PLANT: Not a weed, or a flower, or a thing. As in, "to plant your poles," meaning to stick the sharp end of your downhill ski pole in the snow ahead of your downhill ski when starting a turn.

POWDER STASH: 1. A special spot where the snow is always deep, light and undisturbed, a virgin patch so hidden that you'll have it to yourself.

SKI PRO: A puffed-up name for a ski instructor. The likely precursor to "ski professor."

SNOW CAT: Big rumbling, tank-like machines on treads that drive back and forth over the slopes at night, smoothing them down for the next day's skiers. Identifiable by their headlights.

TERRAIN: Physical features, measurable acreage including slopes, steeps, valleys, woods, ridges and some man-made features.

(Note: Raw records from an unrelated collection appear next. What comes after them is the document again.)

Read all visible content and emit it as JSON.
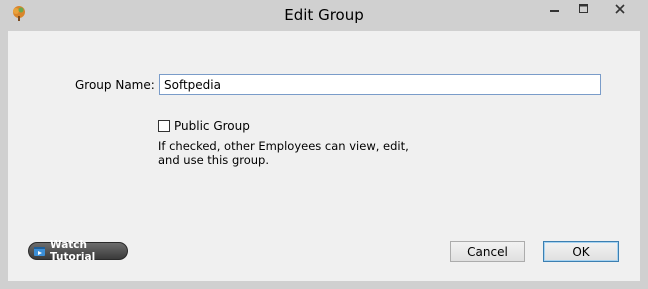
{
  "window": {
    "title": "Edit Group",
    "app_icon": "tree-icon",
    "controls": {
      "minimize": "minimize-icon",
      "maximize": "maximize-icon",
      "close": "close-icon"
    }
  },
  "form": {
    "group_name_label": "Group Name:",
    "group_name_value": "Softpedia",
    "public_group_label": "Public Group",
    "public_group_checked": false,
    "public_group_hint": "If checked, other Employees can view, edit, and use this group."
  },
  "footer": {
    "watch_tutorial_label": "Watch Tutorial",
    "watch_tutorial_icon": "film-icon",
    "cancel_label": "Cancel",
    "ok_label": "OK"
  }
}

TUCK: To crouch down in a racing position, knees bent and poles against your sides. If the sign says "no tucking," it means no racing on this overcrowded trail.

YARD SALE: "What you get at the bottom of a black-diamond run when you and crash and burn and your possessions are scattered over the snow. Skis, poles, goggles, hat, gloves, day pack, cell phone, water bottle, trail map, sunscreen, keys, driver's license and Grateful Dead concert ticket stubs, all scattered over the snow.

WHOOP-DE-DO: An undulating, dragon's back trail in a practice part designed for kids.